Reviewed by jdoan-4 10 / 10 / 10

To become immortal, and then die

So says the novelist in response to Patricia's question, "What do you hope to attain out of life?" That response is the philosophy of the film and of every character in the film. All want to be in control of their destiny. All want to be something that they are not. None are able to do any of these things. They are all contradictions. How can you die as an immortal? How can Patricia be free and independent is so many other things determine what she can do? How can this film transcend the screen while existing on the screen? This is an amazing film to watch. Goddard fills every scene with ingenuity and energy. He puts his actors in a beautiful environment and lets them do their thing. And they do it extremely well. The actors are beautiful. Not just cosmetically, but spiritually and psychologically. I am not sure that I liked either of the two main characters. I am sure I could not keep my eyes off them. I could not take my eyes off the screen. Techniques that novices today use for no substantial purpose are utilized by Goddard to amazing effect. The greatest filmmakers are the great editors. Goddard makes the editing a character itself. It is the nervous narrator hurrying the film along. It breathlessly awaits the next scene, and leads us to do the same. I like the way Goddard spends prodigious time simply watching his characters. The conversation scene at the center of the film is amazingly long and drawn out, yet I did not find it boring. I found it fascinating. People are fascinating. Everyone is trying to be something. It takes tremendous talent to indulge in the minutiae of existence. A great film.

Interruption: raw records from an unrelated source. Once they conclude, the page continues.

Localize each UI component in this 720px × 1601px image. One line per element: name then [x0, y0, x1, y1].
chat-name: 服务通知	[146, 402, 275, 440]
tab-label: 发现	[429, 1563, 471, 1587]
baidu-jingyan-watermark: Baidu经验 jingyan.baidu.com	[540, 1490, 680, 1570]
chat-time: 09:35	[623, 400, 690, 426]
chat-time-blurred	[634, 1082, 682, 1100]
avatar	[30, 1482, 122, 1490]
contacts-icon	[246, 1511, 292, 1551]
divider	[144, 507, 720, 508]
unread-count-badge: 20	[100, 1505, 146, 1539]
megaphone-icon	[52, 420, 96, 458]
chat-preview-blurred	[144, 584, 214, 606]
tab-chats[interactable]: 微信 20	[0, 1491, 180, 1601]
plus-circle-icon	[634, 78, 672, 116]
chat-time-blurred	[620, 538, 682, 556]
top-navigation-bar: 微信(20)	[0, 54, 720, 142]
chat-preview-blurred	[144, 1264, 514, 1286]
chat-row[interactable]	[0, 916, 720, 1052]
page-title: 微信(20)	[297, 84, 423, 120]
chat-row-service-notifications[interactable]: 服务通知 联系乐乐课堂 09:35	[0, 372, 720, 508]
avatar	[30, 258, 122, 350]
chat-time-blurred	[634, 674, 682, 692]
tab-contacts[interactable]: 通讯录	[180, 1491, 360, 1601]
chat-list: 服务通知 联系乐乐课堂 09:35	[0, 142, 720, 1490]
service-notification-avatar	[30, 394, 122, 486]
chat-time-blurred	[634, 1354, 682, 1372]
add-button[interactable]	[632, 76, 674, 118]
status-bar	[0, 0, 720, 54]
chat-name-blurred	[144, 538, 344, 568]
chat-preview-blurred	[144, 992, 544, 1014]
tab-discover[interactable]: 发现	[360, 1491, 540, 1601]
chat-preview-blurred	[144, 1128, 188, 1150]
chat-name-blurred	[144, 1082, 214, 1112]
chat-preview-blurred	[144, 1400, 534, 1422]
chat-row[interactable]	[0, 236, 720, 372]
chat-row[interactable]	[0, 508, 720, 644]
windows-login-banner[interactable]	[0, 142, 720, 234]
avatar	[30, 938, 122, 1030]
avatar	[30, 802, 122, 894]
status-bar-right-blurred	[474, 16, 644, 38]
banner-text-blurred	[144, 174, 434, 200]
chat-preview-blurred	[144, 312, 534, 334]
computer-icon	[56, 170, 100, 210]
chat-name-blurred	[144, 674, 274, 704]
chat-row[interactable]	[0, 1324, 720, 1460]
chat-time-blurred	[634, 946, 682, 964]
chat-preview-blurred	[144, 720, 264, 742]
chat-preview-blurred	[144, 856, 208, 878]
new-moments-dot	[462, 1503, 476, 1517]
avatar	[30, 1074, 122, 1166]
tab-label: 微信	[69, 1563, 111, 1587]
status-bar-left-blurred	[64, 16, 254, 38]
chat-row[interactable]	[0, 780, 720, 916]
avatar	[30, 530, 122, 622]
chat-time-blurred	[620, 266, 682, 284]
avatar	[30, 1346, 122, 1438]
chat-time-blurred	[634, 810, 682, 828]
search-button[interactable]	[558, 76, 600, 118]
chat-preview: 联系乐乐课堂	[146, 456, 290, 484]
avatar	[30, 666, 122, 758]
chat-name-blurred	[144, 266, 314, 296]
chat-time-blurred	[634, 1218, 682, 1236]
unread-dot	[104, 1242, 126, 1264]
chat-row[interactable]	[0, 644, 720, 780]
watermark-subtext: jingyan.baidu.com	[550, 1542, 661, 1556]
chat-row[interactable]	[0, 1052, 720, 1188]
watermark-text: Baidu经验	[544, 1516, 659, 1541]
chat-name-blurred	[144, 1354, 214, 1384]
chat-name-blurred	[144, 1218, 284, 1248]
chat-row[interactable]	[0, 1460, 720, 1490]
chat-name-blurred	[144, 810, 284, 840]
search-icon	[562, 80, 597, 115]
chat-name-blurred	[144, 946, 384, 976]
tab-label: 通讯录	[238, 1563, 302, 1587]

Reviewed by NykDex 10 / 10 / 10

Revolutionary. Brilliant. Oh so pretty

This Movie, a triumph of the French Nouvelle Vague, marks a turning point, not only for the Director, Jean-Luc Godard, but for anyone who sees it. The plot, though intriguing, is secondary to the incredible presentation. Use of hand-held cameras and jump-cuts (where the director cuts from one angle to a shot of the same angle two seconds later, a stylistic effect that can show freneticism or boredom) were revolutionary at the time, yet can still surprise and delight today. Jean Seaberg is excellent, with the nicest accent you'll ever hear, as are the supporting cast, all rounded stereotypes. But the leading man outshines all the others. A virtuoso display from Jean-Paul Belmondo as Michel Poiccard makes the viewer swoon and scorn in equal measures. He doesn't make it easy for us to empathize with him, yet we still do, and in doing, we feel we have earned something. Revolutionary. Brilliant. Oh so pretty.